We emphatically landed on the latter choice. We see a clear and exciting opportunity to build brilliant product to solve the pain that exists between accurate bookkeeping and month-end ready management information. Intercompany recharges are one element of that. Interdepartmental recharges within the same entity are another. Then cost (accruals and prepayments) and revenue (accrued and deferred revenue) journals are a hugely exciting opportunity to deliver value. Along with bad debt provisions, loan interest accruals, tax provisions and other elements of closing off month end that we’re not conscious of yet. For artwork for our stand at Xerocon in London next month, we landed on the message to articulate this near term mission: “Let’s mend month end”.
In the immediate term, there’s no change to our product development roadmap. We need to complete the intercompany recharge feature. We’ll then judge the best place to go next in terms of month end pain points.
Progress
We got invaluable user research to inform key enhancements we’re making to Mayday Recharger over the coming months: breaking out salary information so that different individuals can be recharged in different ways, one click posting your recharges back into Xero (vs CSV uploading), custom fields for you to use to apportion costs or revenues in recharging (e.g. floor space or team headcount) and overhauling our onboarding experience. Now to build it!
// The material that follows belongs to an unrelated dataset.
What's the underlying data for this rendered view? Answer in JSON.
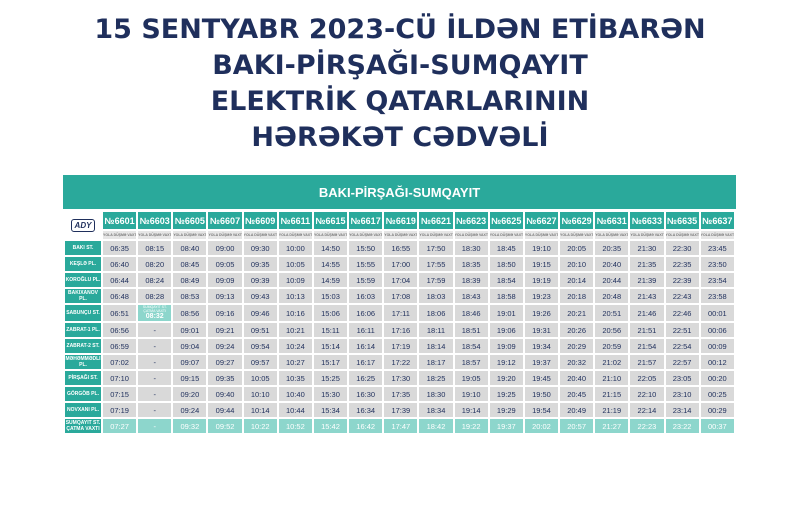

We’ve made good progress on our preparations for Xerocon London in July. We’ve also registered to exhibit at Xerocon Sydney in September. We’ll go out to Australia for two weeks to make the most of the fixed costs of flights and exhibiting. Australia is Xero’s largest market. We’re hugely excited about the Let’s Mend Month End category opportunity. So want to seize this opportunity to lay foundations in the Australian market early;
We’ve started working with Grace part-time. We did an initial test project with her suggesting some website improvements, which she did a brilliant job on. We’ll be working together on a range of commercial and marketing tasks. Grace is currently traveling in Mexico post university. Plan is that Grace would join as our first Commercial team member once we’re in a position to hire for a full time role.
Problems
None. Feel we’ve done a solid job of hearing what the market was telling us and excited about the choice we’ve made about the opportunity to pursue.
Plans
The revised goals for 20 July are:
We’ve got feature-market fit for intercompany recharges so that we are able to move onto what’s next in our Let’s Mend Month End near term vision;
Have raised at least £150-250k of funding;
Have hired our first two team members with that funding;
Have a group of target users that we are regularly observing and learning from for our customer archetype;
Have set our initial company values.
We’re not targeting customer numbers right now for Mayday Recharger. It’s a feature of a broader product for the market we’re targeting. The most important thing for us is to get to product-market fit for that broader product. Targeting customers for the feature could skew our focus in how we allocate product development capacity. That said, I anticipate we’ll pick up some customers for the intercompany recharge feature alone in the coming months. It just won’t be our core focus and therefore not something we actively target.
Goals for the next two weeks are:
Start fundraising. Get investment deck finalised along with target list of investors;
Be on track for our Xerocon (20 July) product development roadmap;
Be on track for our preparation for both Xerocon UK and our Australian trip;
Outbound reach out to at least 100 targets for Mayday Recharger for intercompany recharges.